语速
语调

第7章 小狐貍

“想想,我……我腿麻了。”夏瑾楚半彎着身子,兩只手撐在腿上,一動不敢動,就像一只斷了線的提線木偶,怪可憐的。

但阮想想想到了楚昔洛,她賭氣似的轉身走開了,“是腿麻,不是斷了。”

“想想——”夏瑾楚着急地追上去,一瘸一拐,腳下又不小心踩到石子,整個身子失了重心,朝前撲去。

也不知道是不是故意為之。

反正小狐貍就這樣把阮想想摁到了草地上,還老來勁兒地抱着小人兒滾了兩圈。

幾番天旋地轉,若是擱在平時,阮想想會覺得好玩。

但今日不同。

她吃得太撐了。

像是被扔進了滾動洗衣機,胃裏是排山倒海的難受。好不容易停下來,夏瑾楚還跟泰山壓頂似的扣壓在她圓滾滾的肚子上。

大眼瞪小眼地四目相對,周遭什麽聲兒都沒有,只能聽見彼此的呼吸。

有不明分子在空氣裏蔓延,氣氛暧昧了。

偏偏阮想想實在憋不住了,一個猛轉頭別過臉幹嘔起來。

夏瑾楚:“……”

是他太醜了嗎?

少年郎一臉惆悵,奈何阮想想沒法顧忌,小胖手推他的胸膛,“軟軟……”

夏瑾楚捉住她的小手全部握進掌心裏,居高臨下地癡癡地望着她,“想想,我弄疼你了嗎?”

少年郎的手心熾熱滾燙,阮想想感覺他在烤豬蹄子,她咽了咽口水,必須解釋清楚:“不疼,但是你壓我肚子了,我想吐好嗎?”

“哦哦~”夏瑾楚恍然,剛要起身,當空突然劈下來一把利劍,泛着寒光地架上了他的脖子。

阮想想循着望過去,角度很是詭異,看不見來人的臉,只能瞧得對方流水般的下颚線,還有俊美非凡的俏鼻孔。

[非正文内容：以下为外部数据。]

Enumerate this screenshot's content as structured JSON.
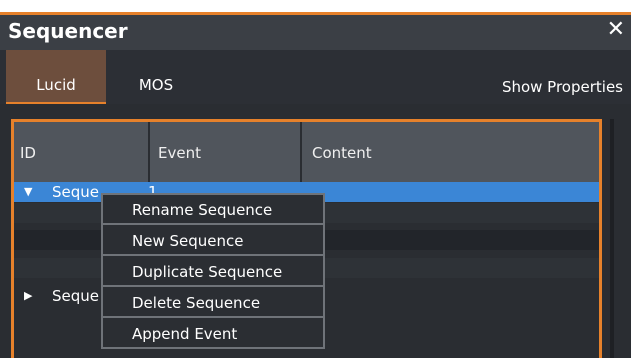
{
  "window": {
    "title": "Sequencer"
  },
  "tabs": [
    {
      "label": "Lucid",
      "active": true
    },
    {
      "label": "MOS",
      "active": false
    }
  ],
  "toolbar": {
    "show_properties": "Show Properties"
  },
  "table": {
    "columns": [
      "ID",
      "Event",
      "Content"
    ],
    "rows": [
      {
        "label": "Seque",
        "expanded": true,
        "selected": true,
        "suffix": "1"
      },
      {
        "label": "Seque",
        "expanded": false,
        "selected": false
      }
    ]
  },
  "context_menu": {
    "items": [
      "Rename Sequence",
      "New Sequence",
      "Duplicate Sequence",
      "Delete Sequence",
      "Append Event"
    ]
  },
  "colors": {
    "accent": "#e6812b",
    "selection": "#3b86d6",
    "tab_active": "#6d4e3d"
  }
}
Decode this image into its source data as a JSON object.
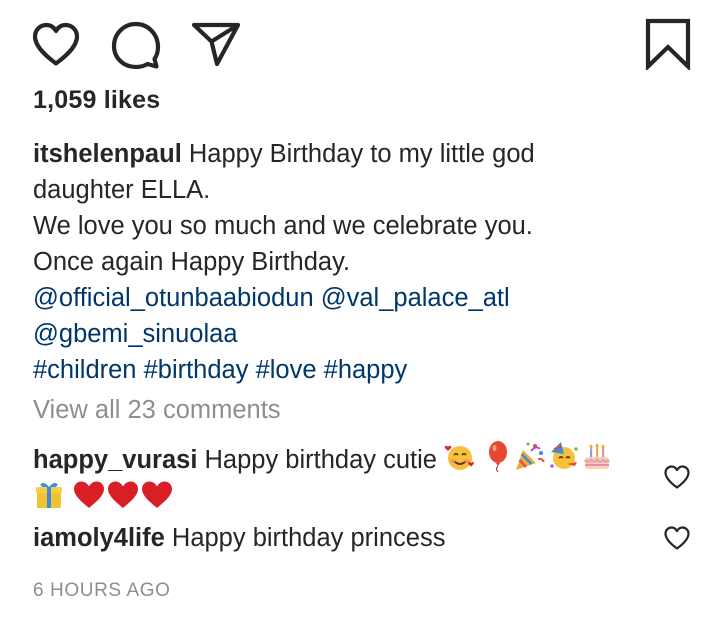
{
  "post": {
    "likes_text": "1,059 likes",
    "caption": {
      "username": "itshelenpaul",
      "line1_text": " Happy Birthday to my little god",
      "line2_text": "daughter ELLA.",
      "line3_text": "We love you so much and we celebrate you.",
      "line4_text": "Once again Happy Birthday.",
      "mention_1": "@official_otunbaabiodun",
      "mention_2": "@val_palace_atl",
      "mention_3": "@gbemi_sinuolaa",
      "hashtags": [
        "#children",
        "#birthday",
        "#love",
        "#happy"
      ]
    },
    "view_comments_text": "View all 23 comments",
    "comments": [
      {
        "username": "happy_vurasi",
        "text": " Happy birthday cutie ",
        "emojis": [
          "smiling-face-with-hearts",
          "balloon",
          "party-popper",
          "partying-face",
          "birthday-cake",
          "wrapped-gift",
          "red-heart",
          "red-heart",
          "red-heart"
        ]
      },
      {
        "username": "iamoly4life",
        "text": " Happy birthday princess"
      }
    ],
    "timestamp": "6 HOURS AGO"
  },
  "icons": {
    "like": "heart-outline-icon",
    "comment": "comment-bubble-icon",
    "share": "paper-plane-icon",
    "save": "bookmark-outline-icon",
    "comment_like": "heart-outline-icon"
  },
  "colors": {
    "text": "#262626",
    "link": "#00376b",
    "muted": "#8e8e8e",
    "heart_red": "#e0242b"
  }
}
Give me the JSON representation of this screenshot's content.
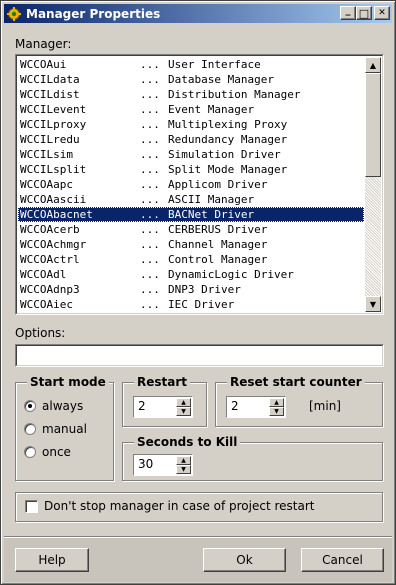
{
  "window": {
    "title": "Manager Properties",
    "accent_color": "#0a246a"
  },
  "manager": {
    "label": "Manager:",
    "selected_index": 10,
    "rows": [
      {
        "name": "WCCOAui",
        "sep": "...",
        "desc": "User Interface"
      },
      {
        "name": "WCCILdata",
        "sep": "...",
        "desc": "Database Manager"
      },
      {
        "name": "WCCILdist",
        "sep": "...",
        "desc": "Distribution Manager"
      },
      {
        "name": "WCCILevent",
        "sep": "...",
        "desc": "Event Manager"
      },
      {
        "name": "WCCILproxy",
        "sep": "...",
        "desc": "Multiplexing Proxy"
      },
      {
        "name": "WCCILredu",
        "sep": "...",
        "desc": "Redundancy Manager"
      },
      {
        "name": "WCCILsim",
        "sep": "...",
        "desc": "Simulation Driver"
      },
      {
        "name": "WCCILsplit",
        "sep": "...",
        "desc": "Split Mode Manager"
      },
      {
        "name": "WCCOAapc",
        "sep": "...",
        "desc": "Applicom Driver"
      },
      {
        "name": "WCCOAascii",
        "sep": "...",
        "desc": "ASCII Manager"
      },
      {
        "name": "WCCOAbacnet",
        "sep": "...",
        "desc": "BACNet Driver"
      },
      {
        "name": "WCCOAcerb",
        "sep": "...",
        "desc": "CERBERUS Driver"
      },
      {
        "name": "WCCOAchmgr",
        "sep": "...",
        "desc": "Channel Manager"
      },
      {
        "name": "WCCOActrl",
        "sep": "...",
        "desc": "Control Manager"
      },
      {
        "name": "WCCOAdl",
        "sep": "...",
        "desc": "DynamicLogic Driver"
      },
      {
        "name": "WCCOAdnp3",
        "sep": "...",
        "desc": "DNP3 Driver"
      },
      {
        "name": "WCCOAiec",
        "sep": "...",
        "desc": "IEC Driver"
      }
    ]
  },
  "options": {
    "label": "Options:",
    "value": ""
  },
  "start_mode": {
    "title": "Start mode",
    "options": [
      "always",
      "manual",
      "once"
    ],
    "selected": "always"
  },
  "restart": {
    "title": "Restart",
    "value": "2"
  },
  "reset_counter": {
    "title": "Reset start counter",
    "value": "2",
    "unit": "[min]"
  },
  "seconds_to_kill": {
    "title": "Seconds to Kill",
    "value": "30"
  },
  "dont_stop": {
    "label": "Don't stop manager in case of project restart",
    "checked": false
  },
  "buttons": {
    "help": "Help",
    "ok": "Ok",
    "cancel": "Cancel"
  },
  "titlebar_buttons": {
    "minimize": "_",
    "maximize": "□",
    "close": "✕"
  }
}
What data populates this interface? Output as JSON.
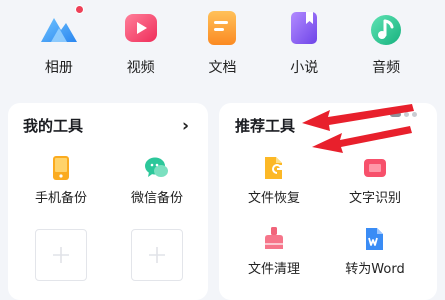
{
  "categories": [
    {
      "label": "相册",
      "icon": "album-icon",
      "has_badge": true
    },
    {
      "label": "视频",
      "icon": "video-icon",
      "has_badge": false
    },
    {
      "label": "文档",
      "icon": "document-icon",
      "has_badge": false
    },
    {
      "label": "小说",
      "icon": "novel-icon",
      "has_badge": false
    },
    {
      "label": "音频",
      "icon": "audio-icon",
      "has_badge": false
    }
  ],
  "my_tools": {
    "title": "我的工具",
    "items": [
      {
        "label": "手机备份",
        "icon": "phone-backup-icon"
      },
      {
        "label": "微信备份",
        "icon": "wechat-backup-icon"
      }
    ],
    "add_slots": 2
  },
  "recommended_tools": {
    "title": "推荐工具",
    "items": [
      {
        "label": "文件恢复",
        "icon": "file-recovery-icon"
      },
      {
        "label": "文字识别",
        "icon": "text-recognition-icon"
      },
      {
        "label": "文件清理",
        "icon": "file-cleanup-icon"
      },
      {
        "label": "转为Word",
        "icon": "convert-to-word-icon"
      }
    ]
  },
  "colors": {
    "album": "#3f9cf7",
    "video": "#f5466a",
    "document": "#fb9a2c",
    "novel": "#8a63f3",
    "audio": "#2bc996",
    "annotation_arrow": "#e8202c",
    "badge": "#ee4058"
  }
}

不過她還是一眼認出是蕭莫離,畢竟只有他能在世子府散出六親不認的狂狷邪魅的強大氣場。

“爹爹?”阮想想沒大看明白蕭莫離這是想幹嘛?一現身就要抹脖子,他是多愛抹脖子這項極限運動呀?

蕭莫離沒理她,冰冷到無情的眸子在夏瑾楚身上移動,最後落到他握住阮想想小手的鹹豬手上。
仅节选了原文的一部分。